All corresponding criteria (two inputs and eight outputs) were utilized to develop the input-oriented CRS–DEA model. The results from the DEA-based efficiency scores of the 15 countries were embedded in the GII scores (i.e., the GII was multiplied by the DEA-based efficiency score for each country) to obtain the proposed GGMII. The results show a mismatch between the original GII and the proposed GGMII for the top eight manufacturing countries, while the remaining countries (ranked from nine to fifteen) occupied the same rank in both indices, although they all showed a sizable diminution in their original GII scores. These results provide a potential incitement for other countries not included in the current study in terms of their prospective GGMII scores. It is apparent that the current GII is not capable of appropriately reflecting the issues that are relevant to sustainability as well as measures of scientific and technological advancement. This calls for further investigation in the future considering additional countries. Hence, the proposed GGMII might be utilized as a benchmarking instrument for an extended set of countries worldwide, such as G20, EU, or UN countries, in the future.

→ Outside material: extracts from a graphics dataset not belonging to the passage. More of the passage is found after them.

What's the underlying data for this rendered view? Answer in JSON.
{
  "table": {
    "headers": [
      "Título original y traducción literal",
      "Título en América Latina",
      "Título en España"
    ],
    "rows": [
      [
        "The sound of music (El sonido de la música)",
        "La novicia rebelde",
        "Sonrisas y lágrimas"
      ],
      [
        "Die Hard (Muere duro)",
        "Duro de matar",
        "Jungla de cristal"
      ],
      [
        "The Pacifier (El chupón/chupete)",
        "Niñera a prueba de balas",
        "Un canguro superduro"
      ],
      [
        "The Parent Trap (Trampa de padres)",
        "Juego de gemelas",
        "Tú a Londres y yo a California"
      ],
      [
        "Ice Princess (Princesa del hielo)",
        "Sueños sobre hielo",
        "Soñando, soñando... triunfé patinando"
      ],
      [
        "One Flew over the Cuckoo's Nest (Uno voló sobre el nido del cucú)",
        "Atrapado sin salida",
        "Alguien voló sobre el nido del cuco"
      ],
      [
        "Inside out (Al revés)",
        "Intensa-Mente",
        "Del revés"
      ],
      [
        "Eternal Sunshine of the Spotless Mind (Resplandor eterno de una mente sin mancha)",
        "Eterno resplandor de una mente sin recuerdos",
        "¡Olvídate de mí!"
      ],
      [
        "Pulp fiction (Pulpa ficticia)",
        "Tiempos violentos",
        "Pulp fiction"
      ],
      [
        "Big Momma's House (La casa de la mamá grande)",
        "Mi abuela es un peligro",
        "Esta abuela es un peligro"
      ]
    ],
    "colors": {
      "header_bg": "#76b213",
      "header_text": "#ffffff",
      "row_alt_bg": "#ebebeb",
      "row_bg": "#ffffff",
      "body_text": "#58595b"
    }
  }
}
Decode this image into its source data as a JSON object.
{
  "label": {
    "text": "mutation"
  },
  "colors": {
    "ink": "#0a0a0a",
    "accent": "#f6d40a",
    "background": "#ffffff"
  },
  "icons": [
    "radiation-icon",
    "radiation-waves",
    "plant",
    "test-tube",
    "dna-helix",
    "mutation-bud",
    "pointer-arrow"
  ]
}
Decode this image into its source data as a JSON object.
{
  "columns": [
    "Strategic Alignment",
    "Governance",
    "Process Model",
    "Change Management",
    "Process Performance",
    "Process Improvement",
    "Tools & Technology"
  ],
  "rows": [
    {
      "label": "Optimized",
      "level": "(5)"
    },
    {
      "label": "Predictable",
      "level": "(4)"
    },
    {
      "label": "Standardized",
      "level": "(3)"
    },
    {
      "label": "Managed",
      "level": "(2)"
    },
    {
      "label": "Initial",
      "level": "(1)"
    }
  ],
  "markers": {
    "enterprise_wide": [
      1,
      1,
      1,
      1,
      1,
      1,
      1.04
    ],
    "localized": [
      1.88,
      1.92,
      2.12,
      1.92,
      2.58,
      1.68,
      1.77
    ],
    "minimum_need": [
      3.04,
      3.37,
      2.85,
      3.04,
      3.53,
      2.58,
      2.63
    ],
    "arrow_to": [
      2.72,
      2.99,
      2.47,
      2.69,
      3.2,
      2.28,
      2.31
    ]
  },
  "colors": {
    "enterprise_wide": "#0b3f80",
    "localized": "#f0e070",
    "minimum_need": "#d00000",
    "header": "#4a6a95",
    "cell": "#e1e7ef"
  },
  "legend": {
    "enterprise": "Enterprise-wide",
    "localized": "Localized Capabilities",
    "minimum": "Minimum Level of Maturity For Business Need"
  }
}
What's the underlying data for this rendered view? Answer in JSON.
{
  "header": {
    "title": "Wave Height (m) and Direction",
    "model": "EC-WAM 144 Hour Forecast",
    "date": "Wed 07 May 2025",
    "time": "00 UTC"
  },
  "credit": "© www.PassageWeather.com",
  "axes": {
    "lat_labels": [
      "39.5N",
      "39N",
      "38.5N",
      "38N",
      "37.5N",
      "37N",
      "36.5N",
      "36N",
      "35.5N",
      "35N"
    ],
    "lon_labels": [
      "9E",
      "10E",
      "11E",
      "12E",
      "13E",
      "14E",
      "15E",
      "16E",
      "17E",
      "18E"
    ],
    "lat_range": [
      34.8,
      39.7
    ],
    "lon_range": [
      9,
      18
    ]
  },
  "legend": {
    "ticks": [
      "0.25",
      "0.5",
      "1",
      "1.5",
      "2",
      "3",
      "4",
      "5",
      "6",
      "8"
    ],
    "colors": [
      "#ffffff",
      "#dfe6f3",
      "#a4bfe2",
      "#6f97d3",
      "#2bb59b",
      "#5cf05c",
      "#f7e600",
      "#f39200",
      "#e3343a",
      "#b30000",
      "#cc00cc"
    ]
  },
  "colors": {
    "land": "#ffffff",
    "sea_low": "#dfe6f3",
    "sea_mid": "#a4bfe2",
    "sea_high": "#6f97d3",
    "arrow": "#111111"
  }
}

Finally, the present study has limitations stemming from the differences between developed and developing countries. It was limited to the top manufacturing countries because of their shared characteristics, which facilitated the development of a unified index. In the development of such an index, the consideration of countries with low CO₂ emissions is challenging because of their poor manufacturing practices (as evidenced by GDP). This leads to another limitation: the extent to which the criteria accurately reflect green dimensions. For example, indicators related to recycling activities may (or may not) represent the environmental dimension more appropriately than the indicator, CO₂ emissions, used in the index presented in this study. Thus, international communities and organizations, including the World Bank, universities, and research centers, should dedicate their future research efforts to the identification of the criteria needed to provide a fair assessment of global green manufacturing practices in all countries.